Child painter wins Japanese art prize
By Tarko Sudiarno
YOGYAKARTA (JP): Famed as a child painter and stamp designer, 12-year-old Intan Sari Dewi Saputro is now also known as the illustrator of an Illustrated Diary, or Enikki in Japanese.
This teenage Yogyakarta painter has again become the Grand Prix Winner of this year's Enikki competition in Japan, the same title accorded her in the 1993 competition.
Intan has made quite an achievement in painting. She has won 117 painting competitions: 16 at international level, 20 at national level and 81 at Central Java and Yogyakarta levels.
In the 1999 Enikki competition, Intan's drawings, done on paper and with colored round-tip markers, are not much different from her other drawings. Although she is just entering her teens, the first year junior high school student sticks to her drawing style started when still a youngster.
For this year's Enikki competition, which received entries of 40,693 sets of drawings from Asia and the Pacific region, Intan's set of drawings comprised five items depicting daily activities, including a trip to Gembira Loka Zoo, activities in Malioboro and the Borobudur Temple in Yogyakarta.
According to Hari Santosa of the Melati Suci painting studio, where Intan studies how to paint, it is Intan's drawing characteristics that may have attracted the panel of judges.
"Intan's style of painting or drawing has not changed much since she was younger. Even if there is a change, it is not substantial. She is faithful to her way of thinking," he said.
In her drawing of a trip to the Borobudur Temple, for example, Intan maintains her style. The elephant, which is her main focus, is done in red, while the foreground of the temple appears as a group of small objects. From this drawing, it is clear Intan does not care about the logic of perspective, the logic of anatomy or even the logic of color. However, it is thanks to this nonrealist approach to composition and shape that this drawing is beautiful. And it is this that distinguishes her from other painters her age because children generally tend to use color that conforms to the objects in the drawing.
Intan, the second child of Anton Saputro, has been successful all these years thanks to her original style.
"I just like to paint that way. I don't like to paint objects as they really exist (in a realist style). So, I only get a grade of six in drawing at school. I cannot draw anything using rules, as my teacher teaches us at school. In short, I don't like the drawing lessons at school," she said.

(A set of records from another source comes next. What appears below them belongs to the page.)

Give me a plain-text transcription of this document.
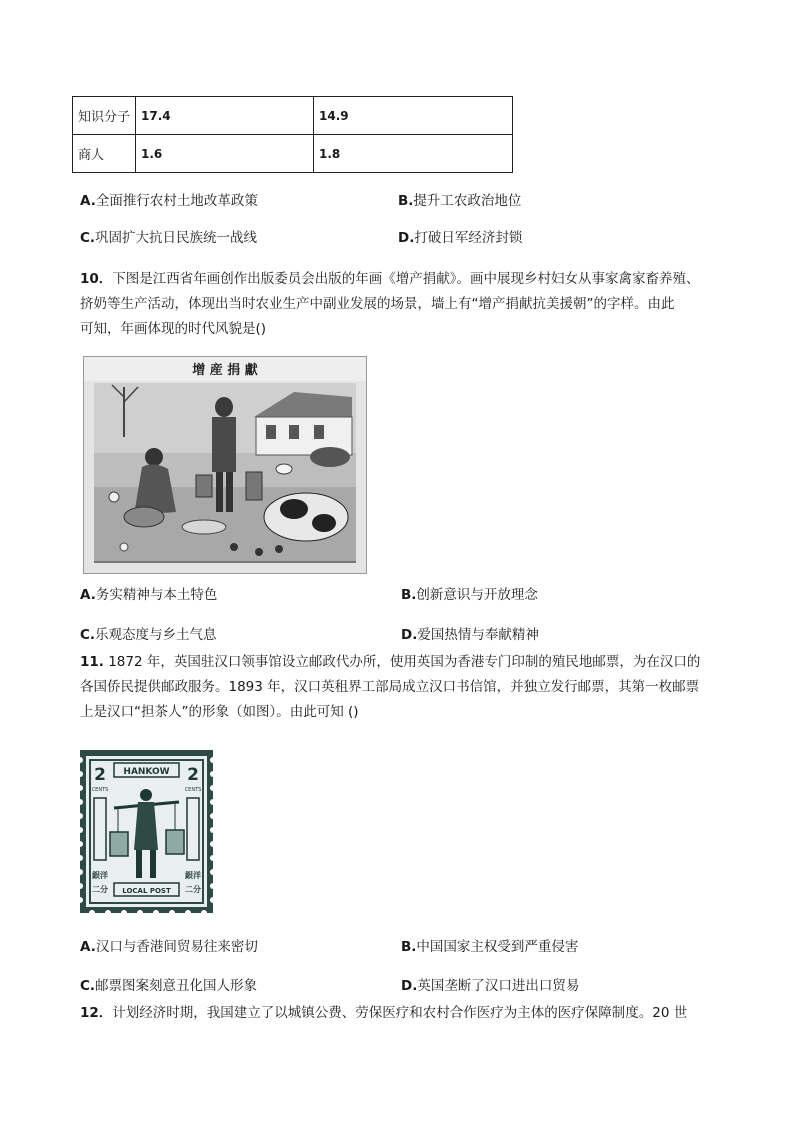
知识分子	17.4	14.9
商人	1.6	1.8
A.全面推行农村土地改革政策	B.提升工农政治地位
C.巩固扩大抗日民族统一战线	D.打破日军经济封锁
10．下图是江西省年画创作出版委员会出版的年画《增产捐献》。画中展现乡村妇女从事家禽家畜养殖、
挤奶等生产活动，体现出当时农业生产中副业发展的场景，墙上有“增产捐献抗美援朝”的字样。由此
可知，年画体现的时代风貌是()
增 産 捐 獻
A.务实精神与本土特色	B.创新意识与开放理念
C.乐观态度与乡土气息	D.爱国热情与奉献精神
11. 1872 年，英国驻汉口领事馆设立邮政代办所，使用英国为香港专门印制的殖民地邮票，为在汉口的
各国侨民提供邮政服务。1893 年，汉口英租界工部局成立汉口书信馆，并独立发行邮票，其第一枚邮票
上是汉口“担茶人”的形象（如图）。由此可知 ()
2	2
CENTS	CENTS
HANKOW
銀洋
二分
銀洋
二分
LOCAL POST
A.汉口与香港间贸易往来密切	B.中国国家主权受到严重侵害
C.邮票图案刻意丑化国人形象	D.英国垄断了汉口进出口贸易
12．计划经济时期，我国建立了以城镇公费、劳保医疗和农村合作医疗为主体的医疗保障制度。20 世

Hari Santosa, her painting teacher, also takes into account her dislike for the drawing lessons at school. It is true that the material of the drawing lessons at school not infrequently frustrates children otherwise gifted with the ability to paint. It is often the case in Indonesia that children can win painting or drawing competitions, but after they grow up they never become anything in the world of painting.
"Not many child painters continue to paint when they become teenagers. If child or teenage painters do succeed as painters, it is usually not the result of school education but rather because of their training at painting studios," said Hari Santoso.
Intan is a rare case. When she was one month shy of her third birthday, she got a citation in a drawing competition in Yogyakarta. Then, when she was three-and-a-half and still being breast-fed, she won first prize in a national competition on stamp designing. Her drawing, I Feed the Chicken, was used for Indonesia's stamps which then president Soeharto launched at the 1992 National Children's Day.
Intan's mother, Yanny Widarti Imawan, reminisced, "In fact, when doing the drawing, Intan was still being breast-fed. While being breast-fed, she drew the picture of chickens with her right hand. I wondered then whether she could win the competition because she drew the pictures in a slanting position."
Then in 1993, Intan won a drawing competition again for a design of Indonesian stamps. Her work I am Studying in Class won first prize and was again the design of Indonesia's stamps.
Thanks to these two first prizes, the name Intan Sari Dewi is now in the Museum of Indonesian Records as Indonesia's youngest stamp designer.
Despite her great painting achievements, Intan, who aspires to become a real painter and is now learning traditional Javanese dance, feels to be just like her peers. She does not consider herself special among friends and family members. In her daily life, not many people know that she is a child painter with a lot of prizes and international recognition to her credit. This is, indeed, much different from the treatment accorded to child celebrities and singers like Joshua or Maissy. Intan Sari Dewi, just like any other child in Yogyakarta, remains modest.